In an emailed statement, Gilead said that Dr. Yang’s department has been critical in the effort to respond to the COVID-19 outbreak. The statement added that Gilead “is working to accelerate manufacturing Remdesivir in anticipation of potential future product supply needs,” and that the company is “pursuing multiple strategies in parallel to increase available product supply, expanding our external network of manufacturing partners around the world to increase capacity and production, and supplementing with internal manufacturing of Remdesivir.”

Gilead is careful to note, however, that because of the urgency of the situation, it is “driving these efforts forward before knowing whether Remdesivir is safe and effective to treat” COVID-19.

On February 21, Taiwan’s Central News Agency reported that two separate research teams in Taiwan had synthesized Remdesivir. One team, at Academia Sinica’s Institute of Chemistry, was able to produce 100 mg of the drug at 97% purity, despite having started from scratch and encountering difficulty finding raw materials.

The other team was organized under the semi-governmental, nonprofit National Health Research Institutes, which also produced a synthesis of Remdesivir at 97% purity.
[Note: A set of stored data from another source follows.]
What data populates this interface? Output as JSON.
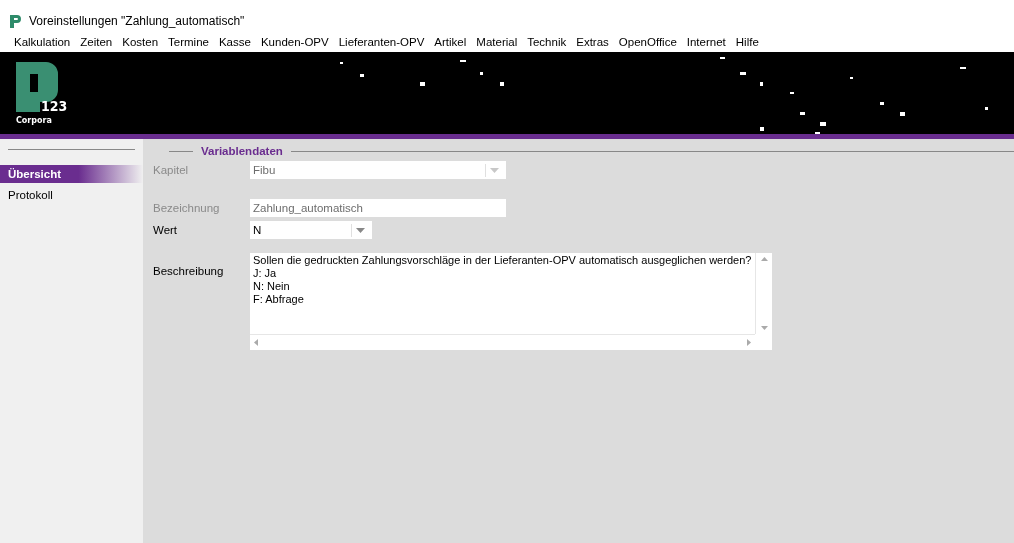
{
  "window": {
    "title": "Voreinstellungen \"Zahlung_automatisch\""
  },
  "menu": [
    "Kalkulation",
    "Zeiten",
    "Kosten",
    "Termine",
    "Kasse",
    "Kunden-OPV",
    "Lieferanten-OPV",
    "Artikel",
    "Material",
    "Technik",
    "Extras",
    "OpenOffice",
    "Internet",
    "Hilfe"
  ],
  "logo": {
    "number": "123",
    "caption": "Corpora"
  },
  "sidebar": {
    "items": [
      {
        "label": "Übersicht",
        "selected": true
      },
      {
        "label": "Protokoll",
        "selected": false
      }
    ]
  },
  "section": {
    "title": "Variablendaten"
  },
  "fields": [
    {
      "kind": "combo",
      "label": "Kapitel",
      "value": "Fibu",
      "disabled": true
    },
    {
      "kind": "text",
      "label": "Bezeichnung",
      "value": "Zahlung_automatisch",
      "disabled": true
    },
    {
      "kind": "combo",
      "label": "Wert",
      "value": "N",
      "disabled": false
    },
    {
      "kind": "memo",
      "label": "Beschreibung",
      "value": "Sollen die gedruckten Zahlungsvorschläge in der Lieferanten-OPV automatisch ausgeglichen werden?\nJ: Ja\nN: Nein\nF: Abfrage",
      "disabled": false
    }
  ]
}
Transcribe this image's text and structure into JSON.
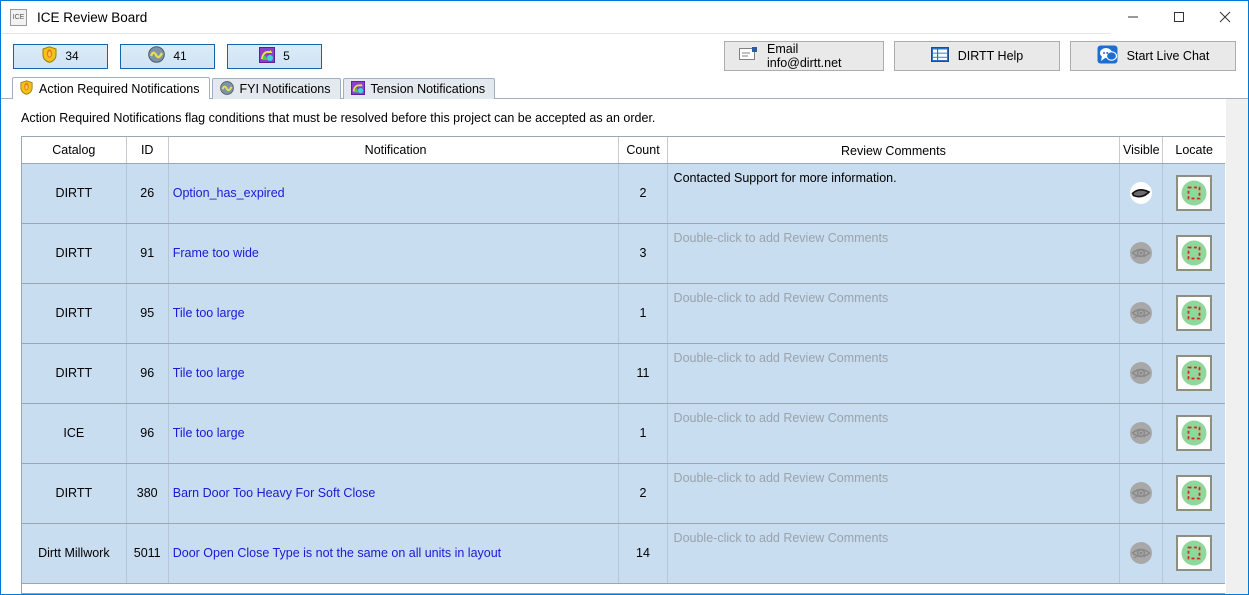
{
  "window": {
    "icon_label": "ICE",
    "title": "ICE Review Board",
    "controls": {
      "minimize": "minimize-button",
      "maximize": "maximize-button",
      "close": "close-button"
    }
  },
  "toolbar": {
    "counters": [
      {
        "icon": "shield-icon",
        "value": "34"
      },
      {
        "icon": "fyi-circle-icon",
        "value": "41"
      },
      {
        "icon": "tension-icon",
        "value": "5"
      }
    ],
    "actions": [
      {
        "icon": "envelope-icon",
        "label": "Email info@dirtt.net"
      },
      {
        "icon": "grid-icon",
        "label": "DIRTT Help"
      },
      {
        "icon": "chat-bubble-icon",
        "label": "Start Live Chat"
      }
    ]
  },
  "tabs": [
    {
      "label": "Action Required Notifications",
      "icon": "shield-icon",
      "active": true
    },
    {
      "label": "FYI Notifications",
      "icon": "fyi-circle-icon",
      "active": false
    },
    {
      "label": "Tension Notifications",
      "icon": "tension-icon",
      "active": false
    }
  ],
  "panel": {
    "description": "Action Required Notifications flag conditions that must be resolved before this project can be accepted as an order."
  },
  "table": {
    "headers": [
      "Catalog",
      "ID",
      "Notification",
      "Count",
      "Review Comments",
      "Visible",
      "Locate"
    ],
    "comment_placeholder": "Double-click to add Review Comments",
    "rows": [
      {
        "catalog": "DIRTT",
        "id": "26",
        "notification": "Option_has_expired",
        "count": "2",
        "comment": "Contacted Support for more information.",
        "has_comment": true,
        "visible_state": "on"
      },
      {
        "catalog": "DIRTT",
        "id": "91",
        "notification": "Frame too wide",
        "count": "3",
        "comment": "Double-click to add Review Comments",
        "has_comment": false,
        "visible_state": "off"
      },
      {
        "catalog": "DIRTT",
        "id": "95",
        "notification": "Tile too large",
        "count": "1",
        "comment": "Double-click to add Review Comments",
        "has_comment": false,
        "visible_state": "off"
      },
      {
        "catalog": "DIRTT",
        "id": "96",
        "notification": "Tile too large",
        "count": "11",
        "comment": "Double-click to add Review Comments",
        "has_comment": false,
        "visible_state": "off"
      },
      {
        "catalog": "ICE",
        "id": "96",
        "notification": "Tile too large",
        "count": "1",
        "comment": "Double-click to add Review Comments",
        "has_comment": false,
        "visible_state": "off"
      },
      {
        "catalog": "DIRTT",
        "id": "380",
        "notification": "Barn Door Too Heavy For Soft Close",
        "count": "2",
        "comment": "Double-click to add Review Comments",
        "has_comment": false,
        "visible_state": "off"
      },
      {
        "catalog": "Dirtt Millwork",
        "id": "5011",
        "notification": "Door Open Close Type is not the same on all units in layout",
        "count": "14",
        "comment": "Double-click to add Review Comments",
        "has_comment": false,
        "visible_state": "off"
      }
    ]
  },
  "colors": {
    "accent_border": "#0078d7",
    "row_selected": "#c9ddf0",
    "link": "#1a1ad1",
    "placeholder": "#9aa3ab",
    "locate_green": "#8fd89a",
    "locate_marker_red": "#d42626"
  }
}
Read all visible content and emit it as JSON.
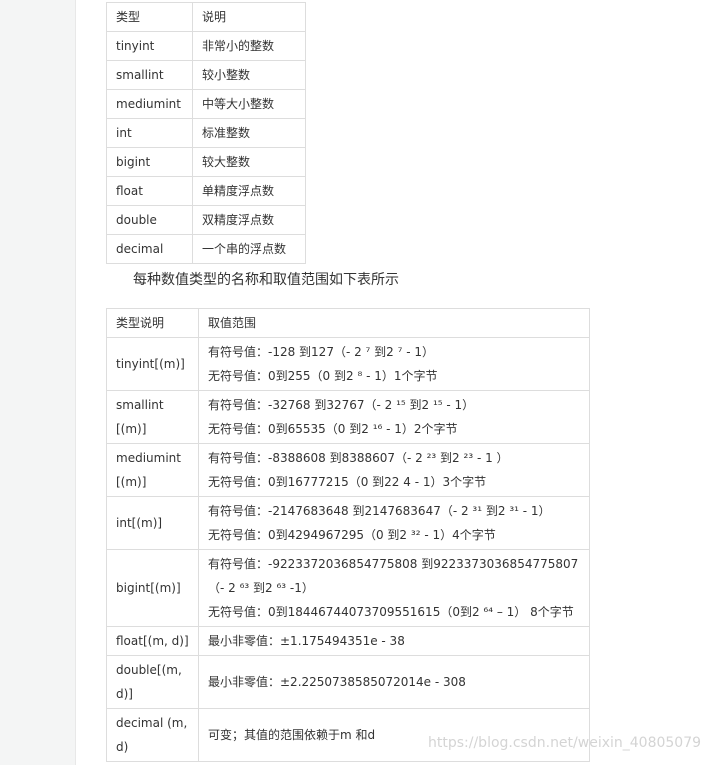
{
  "table1": {
    "header": [
      "类型",
      "说明"
    ],
    "rows": [
      [
        "tinyint",
        "非常小的整数"
      ],
      [
        "smallint",
        "较小整数"
      ],
      [
        "mediumint",
        "中等大小整数"
      ],
      [
        "int",
        "标准整数"
      ],
      [
        "bigint",
        "较大整数"
      ],
      [
        "float",
        "单精度浮点数"
      ],
      [
        "double",
        "双精度浮点数"
      ],
      [
        "decimal",
        "一个串的浮点数"
      ]
    ]
  },
  "caption": "每种数值类型的名称和取值范围如下表所示",
  "table2": {
    "header": [
      "类型说明",
      "取值范围"
    ],
    "rows": [
      {
        "type": "tinyint[(m)]",
        "lines": [
          "有符号值：-128 到127（- 2 ⁷ 到2 ⁷ - 1）",
          "无符号值：0到255（0 到2 ⁸ - 1）1个字节"
        ]
      },
      {
        "type": "smallint[(m)]",
        "lines": [
          "有符号值：-32768 到32767（- 2 ¹⁵ 到2 ¹⁵ - 1）",
          "无符号值：0到65535（0 到2 ¹⁶ - 1）2个字节"
        ]
      },
      {
        "type": "mediumint[(m)]",
        "lines": [
          "有符号值：-8388608 到8388607（- 2 ²³ 到2 ²³ - 1 ）",
          "无符号值：0到16777215（0 到22 4 - 1）3个字节"
        ]
      },
      {
        "type": "int[(m)]",
        "lines": [
          "有符号值：-2147683648 到2147683647（- 2 ³¹ 到2 ³¹ - 1）",
          "无符号值：0到4294967295（0 到2 ³² - 1）4个字节"
        ]
      },
      {
        "type": "bigint[(m)]",
        "lines": [
          "有符号值：-9223372036854775808 到9223373036854775807（- 2 ⁶³ 到2 ⁶³ -1）",
          "无符号值：0到18446744073709551615（0到2 ⁶⁴ – 1） 8个字节"
        ]
      },
      {
        "type": "float[(m, d)]",
        "lines": [
          "最小非零值：±1.175494351e - 38"
        ]
      },
      {
        "type": "double[(m,d)]",
        "lines": [
          "最小非零值：±2.2250738585072014e - 308"
        ]
      },
      {
        "type": "decimal (m, d)",
        "lines": [
          "可变；其值的范围依赖于m 和d"
        ]
      }
    ]
  },
  "watermark": "https://blog.csdn.net/weixin_40805079"
}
This development raises hopes that Taiwan could have a possible treatment option available in the near future, and that Taiwan could gain recognition as a viable center of biomedical research and a valuable contributor to international health-related organizations.

Some observers also note that the COVID-19 outbreak may have the effect of bolstering international support for Taiwan’s participation in the World Health Organization, which has blocked Taiwan from holding even observer status in the organization’s decision-making body, due to PRC opposition to according any international recognition to Taiwan.

In the weeks following the first news of the outbreak and after a representative for Taiwan was refused entry to an emergency meeting of the WHO in Geneva on January 22, several world leaders – including Prime Minister Shinzo Abe of Japan, Canadian Prime Minister Justin Trudeau, and prominent members of the U.S. Congress – spoke out publicly in favor of allowing Taiwan’s participation in the WHO. Many of them cited Taiwan’s importance as a frontline defender in the fight against infectious diseases, as well as its status as a regional transport hub.

Tan of the University of Canterbury sees these developments as potentially a net positive for the U.S.-Taiwan relationship. “It at least consolidates the relationship,” he says. “Regardless of whether it’s a Republican or Democratic administration in the White House, the fact is that the U.S. and China are competitors, and Taiwan plays a part in that competition.”

Although Taiwan has been commended for keeping the number of infections within its borders low, the recent spike in the number of cases in South Korea and Japan has shown that without extreme vigilance, the total confirmed cases in Taiwan could also increase significantly within a short time frame.

“You don’t want to have your international relationships or your political reputation riding on your ability to do successfully something that, like containing a pathogen, is very hard to do,” Davidson’s Rigger concludes.